Binlerce sıkıntısı arasında yüzüne daima kocaman bir gülümseme koyan ve kimseye zayıflıklarını göstermemeye çalışan bir çocuk. Bu cümlemden beni tanıyanlar anlamıştır ki benim favorim yine ikinci erkekti bu dizide.
Wang Chi Ang ilk gördüğü andan beri başrol kızımız Shim Seon Deok rolündeki Seo Ye Ji'ye aşık. Başlarda sevimli gelen bu karakter sonraları biraz abartı geldi bana. Hoşlaşmadım pek. Hayatında herkesi küçük gören, kimseyi sevmeyip yanına yaklaştırmayan Chi Ang'ın aşkı bana o kadar özel geldi ki onun karşısında Shi Woo'yu sevmesi bana bi ters geldi bi taraf tuttum zaten hahaha...

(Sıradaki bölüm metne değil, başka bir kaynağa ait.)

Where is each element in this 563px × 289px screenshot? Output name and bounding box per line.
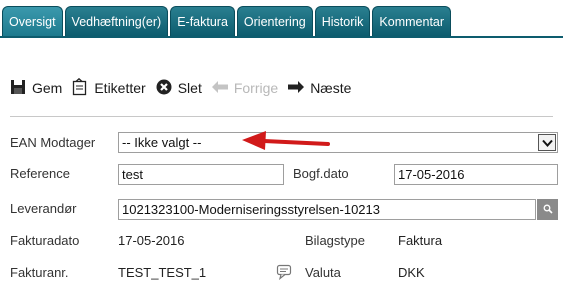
tab-orientering[interactable]: Orientering: [236, 6, 313, 36]
chevron-down-icon: [541, 134, 553, 152]
currency-value: DKK: [398, 265, 425, 280]
previous-button[interactable]: Forrige: [211, 80, 279, 96]
reference-value: test: [122, 167, 143, 182]
ean-select[interactable]: -- Ikke valgt --: [118, 132, 558, 153]
invoice-date-label: Fakturadato: [10, 233, 80, 248]
tab-historik[interactable]: Historik: [314, 6, 371, 36]
ean-dropdown-button[interactable]: [538, 134, 556, 151]
search-icon: [543, 201, 553, 219]
previous-arrow-icon: [211, 80, 228, 96]
bogf-date-input[interactable]: 17-05-2016: [394, 164, 558, 185]
save-label: Gem: [32, 80, 63, 96]
delete-button[interactable]: Slet: [156, 79, 202, 98]
next-label: Næste: [310, 80, 352, 96]
tab-vedhaeftninger[interactable]: Vedhæftning(er): [64, 6, 169, 36]
bogf-date-value: 17-05-2016: [398, 167, 465, 182]
invoice-date-value: 17-05-2016: [118, 233, 185, 248]
tab-bar: Oversigt Vedhæftning(er) E-faktura Orien…: [0, 0, 563, 36]
labels-label: Etiketter: [94, 80, 146, 96]
save-icon: [10, 79, 26, 98]
tab-efaktura[interactable]: E-faktura: [170, 6, 235, 36]
reference-label: Reference: [10, 166, 70, 181]
currency-label: Valuta: [305, 265, 341, 280]
next-button[interactable]: Næste: [288, 80, 351, 96]
comment-icon[interactable]: [276, 264, 292, 285]
toolbar: Gem Etiketter Slet Forrige Næste: [10, 76, 361, 100]
labels-button[interactable]: Etiketter: [72, 77, 146, 99]
labels-icon: [72, 77, 88, 99]
previous-label: Forrige: [233, 80, 279, 96]
ean-label: EAN Modtager: [10, 135, 96, 150]
toolbar-divider: [10, 116, 553, 117]
tab-oversigt[interactable]: Oversigt: [2, 6, 63, 36]
reference-input[interactable]: test: [118, 164, 284, 185]
voucher-type-value: Faktura: [398, 233, 443, 248]
supplier-input[interactable]: 1021323100-Moderniseringsstyrelsen-10213: [118, 199, 536, 220]
voucher-type-label: Bilagstype: [305, 233, 365, 248]
save-button[interactable]: Gem: [10, 79, 62, 98]
invoice-no-value: TEST_TEST_1: [118, 265, 207, 280]
tab-underline: [0, 36, 563, 38]
delete-label: Slet: [177, 80, 202, 96]
supplier-value: 1021323100-Moderniseringsstyrelsen-10213: [122, 202, 381, 217]
bogf-label: Bogf.dato: [293, 166, 349, 181]
supplier-label: Leverandør: [10, 201, 77, 216]
ean-selected-value: -- Ikke valgt --: [122, 135, 202, 150]
invoice-no-label: Fakturanr.: [10, 265, 69, 280]
red-arrow-annotation: [238, 128, 330, 159]
next-arrow-icon: [288, 80, 305, 96]
supplier-search-button[interactable]: [537, 199, 558, 220]
tab-kommentar[interactable]: Kommentar: [372, 6, 452, 36]
delete-icon: [156, 79, 172, 98]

Başlarda birbirinden nefret edip sonra çok güçlü bir dostluk kuran Shi Woo ve Chi Ang arasında bu aşk büyük bir engel oluşturdu elbette. Bu da kıza gıcık olmama sebep olmuş olabilir. Ama dostunu ilk tanıdığı andan beri kıza aşık olduğunu bilmesine rağmen kendisini birazcık bile geri çekmeyen Shi Woo bence büyük suçluydu ve bayaa söylendim ekran karşısında ona. Kızdım yani epey^^
Peki bu dostluğa zarar vermeye ve Wang Chi Ang'ı bu kadar üzmeye değecek kadar büyük bi aşk mıydı derseniz, cıx yok bence değildi. Ama gençlerin içini bilemem tabi günahlarını almiyim şimdi hiihih
Hani 4 başrolden 3'ü daha iyi olabilir demiştim yaa. İşte bu son 1, gerçekten iyi olan! Daha önce hiç izlemediğim birisi, Hwang Seon Ah rolünde Jung Yoo Jin. Geçmişini hatırlamayan, okulda doğmuş büyümüş, dekanın biricik kızı. O da arkadaşları sayesinde geçmişini, kim olduğunu öğreniyor. Güzel bir kız, iyi bir oyunculuk, zaten şahane yazılmış bir karakter, daha ne olsun!!!
Neticede ben diziyi çok büyük zevkle izledim. Kadrosu, karakterleri çok hoşuma gitti ama ondan öte dizinin hafif fantastik bi tutam romantik azıcık aksiyonlu konusu ve mistik atmosferi beni benden aldı. Keşke 2. sezonu olsa diyorum gerçekten. Bana kalırsa klasik çok tutulan dizilerden farklı şeyler de izlemeyi seviyorsanız mutlaka ama mutlaka bir şans verin!